Chief Justice of Manitoba
- In office 8 March 2013 – October 2022
- Nominated by: Stephen Harper
- Preceded by: Richard J. Scott
- Succeeded by: Marianne Rivoalen

Puisne Judge of the Manitoba Court of Appeal
- In office 22 November 2006 – 8 March 2013
- Nominated by: Stephen Harper

Judge of the Provincial Court of Manitoba
- In office 16 August 1993 – 22 November 2006

Personal details
- Born: Saint-Boniface, Manitoba
- Education: Université de Saint-Boniface (BA); University of Moncton (LLB);
- Occupation: judge

= Richard J. F. Chartier =

Richard J. F. Chartier is a Canadian judge and former Chief Justice of Manitoba.

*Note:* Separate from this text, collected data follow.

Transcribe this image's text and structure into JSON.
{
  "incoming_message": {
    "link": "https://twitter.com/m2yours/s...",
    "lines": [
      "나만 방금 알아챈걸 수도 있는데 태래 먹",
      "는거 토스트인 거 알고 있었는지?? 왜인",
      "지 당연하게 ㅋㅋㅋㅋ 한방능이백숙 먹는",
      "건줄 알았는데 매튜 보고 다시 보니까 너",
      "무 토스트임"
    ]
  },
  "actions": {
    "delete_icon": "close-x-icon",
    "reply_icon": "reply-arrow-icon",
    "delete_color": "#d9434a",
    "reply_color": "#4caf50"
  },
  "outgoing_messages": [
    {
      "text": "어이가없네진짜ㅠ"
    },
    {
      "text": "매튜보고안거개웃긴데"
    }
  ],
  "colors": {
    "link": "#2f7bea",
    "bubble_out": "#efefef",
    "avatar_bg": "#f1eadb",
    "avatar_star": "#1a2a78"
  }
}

He was appointed a judge of the Manitoba Court of Appeal on November 23, 2006. He replaced A. Kerr Twaddle, who elected to become a supernumerary judge. He was appointed as Chief Justice of Manitoba on March 7, 2013.

Chartier received a Bachelor of Laws in 1982 from the Université de Moncton and Bachelor of Arts in 1979 from Collège Universitaire de Saint-Boniface and was admitted to the Bar of Manitoba in 1983.

Before being appointed to the Provincial Court in 1993, he practised with the firm of Aikins MacAulay Thorvaldson in Winnipeg (from 1986 to 1993). As a lawyer, he developed an expertise in corporate and commercial law, banking law, real estate law, municipal law and tax law. His criminal law and family law expertise developed in the 13 years he served on the Provincial Court.

Since becoming a judge, Chartier has been a member of the Provincial Court Management Committee, Chair of the Rules Committee of the Provincial Court and Chair of the Youth Front-End Administrative Model Subcommittee.

He was made a Member of the Order of Canada on December 31, 2025.